しかし、次の瞬間には何事も無かったかのようにいつも通りの視界に戻っていたので、気のせいか、と思いすぐにまた止めていた指を動かし始めた。
──この時、自分の異変に気付いていれば。
いつもより体が怠いこととか、少し体温が高かったこととか、夏なのに、僅かに寒気を感じていたこととか。

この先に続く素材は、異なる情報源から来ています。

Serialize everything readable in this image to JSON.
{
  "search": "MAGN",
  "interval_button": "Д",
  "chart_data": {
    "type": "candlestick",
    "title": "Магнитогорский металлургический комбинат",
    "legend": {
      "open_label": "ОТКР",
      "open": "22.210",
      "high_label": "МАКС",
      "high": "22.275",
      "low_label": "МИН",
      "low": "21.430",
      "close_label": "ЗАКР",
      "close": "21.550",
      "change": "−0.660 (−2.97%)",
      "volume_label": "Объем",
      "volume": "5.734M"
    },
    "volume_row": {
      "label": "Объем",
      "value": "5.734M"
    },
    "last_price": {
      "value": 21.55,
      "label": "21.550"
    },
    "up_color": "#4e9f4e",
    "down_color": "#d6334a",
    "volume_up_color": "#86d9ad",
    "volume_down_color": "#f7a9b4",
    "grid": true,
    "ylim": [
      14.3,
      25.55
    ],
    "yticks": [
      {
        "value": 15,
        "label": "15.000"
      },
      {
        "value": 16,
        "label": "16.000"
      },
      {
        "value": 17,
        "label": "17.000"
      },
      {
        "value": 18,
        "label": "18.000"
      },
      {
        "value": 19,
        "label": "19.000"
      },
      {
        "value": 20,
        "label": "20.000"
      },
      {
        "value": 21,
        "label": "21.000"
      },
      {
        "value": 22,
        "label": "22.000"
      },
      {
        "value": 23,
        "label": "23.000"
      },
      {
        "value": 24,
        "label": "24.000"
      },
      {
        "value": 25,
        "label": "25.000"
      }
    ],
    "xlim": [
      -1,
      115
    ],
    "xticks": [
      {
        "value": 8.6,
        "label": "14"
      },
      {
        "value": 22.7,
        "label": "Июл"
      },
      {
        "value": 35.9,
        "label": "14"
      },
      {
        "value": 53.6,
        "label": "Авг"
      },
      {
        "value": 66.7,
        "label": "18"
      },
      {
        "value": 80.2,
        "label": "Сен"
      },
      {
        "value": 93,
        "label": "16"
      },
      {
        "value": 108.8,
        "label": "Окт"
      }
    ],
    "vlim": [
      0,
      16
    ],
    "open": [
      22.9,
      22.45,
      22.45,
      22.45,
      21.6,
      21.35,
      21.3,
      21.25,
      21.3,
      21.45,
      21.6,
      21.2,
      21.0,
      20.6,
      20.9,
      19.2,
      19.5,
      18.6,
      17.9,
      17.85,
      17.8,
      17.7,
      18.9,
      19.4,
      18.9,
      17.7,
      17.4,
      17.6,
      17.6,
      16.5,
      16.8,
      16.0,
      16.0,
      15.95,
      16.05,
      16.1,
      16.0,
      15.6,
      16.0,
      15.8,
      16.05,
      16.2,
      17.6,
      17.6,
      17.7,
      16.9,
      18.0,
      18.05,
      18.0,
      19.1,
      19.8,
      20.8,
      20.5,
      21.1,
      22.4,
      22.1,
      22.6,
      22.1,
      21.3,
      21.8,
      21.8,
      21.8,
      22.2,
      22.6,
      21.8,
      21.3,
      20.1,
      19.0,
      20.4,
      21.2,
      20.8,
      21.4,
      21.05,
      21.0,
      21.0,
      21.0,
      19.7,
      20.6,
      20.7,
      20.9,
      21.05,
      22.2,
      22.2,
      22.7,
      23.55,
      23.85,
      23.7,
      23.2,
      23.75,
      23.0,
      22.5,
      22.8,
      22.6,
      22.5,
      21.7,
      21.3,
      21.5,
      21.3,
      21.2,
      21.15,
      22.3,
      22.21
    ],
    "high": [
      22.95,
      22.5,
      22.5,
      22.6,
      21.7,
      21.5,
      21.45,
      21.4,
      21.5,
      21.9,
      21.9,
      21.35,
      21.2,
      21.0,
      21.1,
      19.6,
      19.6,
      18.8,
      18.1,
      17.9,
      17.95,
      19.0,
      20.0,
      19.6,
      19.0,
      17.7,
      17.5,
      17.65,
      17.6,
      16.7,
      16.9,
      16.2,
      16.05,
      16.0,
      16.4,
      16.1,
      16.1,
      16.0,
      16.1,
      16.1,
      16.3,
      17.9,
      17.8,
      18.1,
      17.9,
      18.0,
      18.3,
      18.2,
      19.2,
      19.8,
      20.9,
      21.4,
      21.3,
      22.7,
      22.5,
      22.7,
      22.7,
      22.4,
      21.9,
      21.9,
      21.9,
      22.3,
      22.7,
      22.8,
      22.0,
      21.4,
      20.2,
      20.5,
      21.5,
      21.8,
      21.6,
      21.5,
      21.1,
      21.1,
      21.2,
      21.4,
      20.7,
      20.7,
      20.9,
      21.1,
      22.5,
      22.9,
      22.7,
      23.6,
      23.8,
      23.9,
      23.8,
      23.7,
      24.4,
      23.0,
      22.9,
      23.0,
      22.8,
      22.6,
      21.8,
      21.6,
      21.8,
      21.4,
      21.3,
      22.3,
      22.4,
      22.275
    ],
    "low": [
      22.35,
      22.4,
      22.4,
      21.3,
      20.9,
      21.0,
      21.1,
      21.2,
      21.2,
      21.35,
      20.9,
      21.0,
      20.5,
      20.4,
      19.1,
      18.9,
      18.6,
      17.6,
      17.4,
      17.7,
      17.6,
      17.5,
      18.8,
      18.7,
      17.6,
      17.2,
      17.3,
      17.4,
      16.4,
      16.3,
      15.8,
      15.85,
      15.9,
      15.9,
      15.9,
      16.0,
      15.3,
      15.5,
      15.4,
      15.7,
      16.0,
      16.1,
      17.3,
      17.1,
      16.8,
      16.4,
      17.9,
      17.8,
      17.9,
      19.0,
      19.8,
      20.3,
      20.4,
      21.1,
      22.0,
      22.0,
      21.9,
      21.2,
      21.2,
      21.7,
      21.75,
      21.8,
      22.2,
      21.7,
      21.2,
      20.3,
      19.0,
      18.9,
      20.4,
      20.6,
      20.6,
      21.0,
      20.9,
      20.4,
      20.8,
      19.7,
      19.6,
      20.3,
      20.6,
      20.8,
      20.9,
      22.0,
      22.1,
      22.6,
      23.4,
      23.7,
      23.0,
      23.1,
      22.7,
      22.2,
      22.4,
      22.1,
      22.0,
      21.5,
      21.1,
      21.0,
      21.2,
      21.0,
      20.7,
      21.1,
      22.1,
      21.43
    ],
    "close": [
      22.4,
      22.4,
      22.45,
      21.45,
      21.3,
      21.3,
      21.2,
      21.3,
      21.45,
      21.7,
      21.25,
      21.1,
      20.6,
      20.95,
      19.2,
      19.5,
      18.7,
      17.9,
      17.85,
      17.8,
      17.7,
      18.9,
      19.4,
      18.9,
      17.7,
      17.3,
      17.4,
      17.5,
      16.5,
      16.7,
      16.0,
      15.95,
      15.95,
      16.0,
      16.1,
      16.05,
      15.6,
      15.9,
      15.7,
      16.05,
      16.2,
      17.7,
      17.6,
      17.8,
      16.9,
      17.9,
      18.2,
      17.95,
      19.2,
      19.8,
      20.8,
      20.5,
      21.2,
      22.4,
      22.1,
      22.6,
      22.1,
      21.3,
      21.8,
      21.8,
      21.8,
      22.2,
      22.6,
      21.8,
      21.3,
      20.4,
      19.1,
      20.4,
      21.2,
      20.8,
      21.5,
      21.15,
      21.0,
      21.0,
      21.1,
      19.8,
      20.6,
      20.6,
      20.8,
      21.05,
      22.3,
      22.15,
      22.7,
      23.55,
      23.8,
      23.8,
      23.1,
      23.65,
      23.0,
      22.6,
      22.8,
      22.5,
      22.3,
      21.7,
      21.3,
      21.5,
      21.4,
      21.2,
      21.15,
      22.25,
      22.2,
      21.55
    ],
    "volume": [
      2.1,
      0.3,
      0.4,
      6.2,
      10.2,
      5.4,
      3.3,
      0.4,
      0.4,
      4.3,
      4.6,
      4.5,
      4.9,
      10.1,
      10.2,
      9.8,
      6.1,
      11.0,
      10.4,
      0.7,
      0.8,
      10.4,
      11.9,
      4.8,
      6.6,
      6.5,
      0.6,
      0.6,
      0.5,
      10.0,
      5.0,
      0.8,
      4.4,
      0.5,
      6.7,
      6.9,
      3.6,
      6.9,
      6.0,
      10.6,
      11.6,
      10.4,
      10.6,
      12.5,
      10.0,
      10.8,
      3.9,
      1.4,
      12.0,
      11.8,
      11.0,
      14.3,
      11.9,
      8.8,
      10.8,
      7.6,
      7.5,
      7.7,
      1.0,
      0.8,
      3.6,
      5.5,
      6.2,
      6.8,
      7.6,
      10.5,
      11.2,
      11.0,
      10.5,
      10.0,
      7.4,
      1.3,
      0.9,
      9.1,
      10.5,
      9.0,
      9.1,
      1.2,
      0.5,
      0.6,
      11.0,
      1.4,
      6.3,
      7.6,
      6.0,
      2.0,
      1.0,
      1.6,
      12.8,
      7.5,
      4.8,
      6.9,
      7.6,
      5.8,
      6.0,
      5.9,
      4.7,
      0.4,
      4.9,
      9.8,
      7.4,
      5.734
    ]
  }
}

あちこちに散りばめられた異変に気付いて、仕事をやめていれば、きっとあんな事にはならなかったのに。
「────ぃ……おい……! おい、君!」
ふ、と靄がかかっていたように霞んでいた思考が晴れる。
聞こえてきた声の主に思い至り、反射的に肩を跳ねさせながら横を向くと、視界いっぱいを綺麗な顔が埋め尽くし、そのまま椅子から転げ落ちそうになった。
「ぶ、部長……!」
「おっと」
ガタン、と大きく揺れた椅子を、東雲部長の大きな掌が支える。
ドキドキと騒がしい心臓を宥めながら改めて二つの琥珀を見つめると、部長の眉間に皺が作られた。
「まだ残ってたのか……?」
「あ、はい。すみません、今日はちょっと……」
仕事が進まなかったので、と素直に口にするのは辛くて、視線を落とし口ごもる。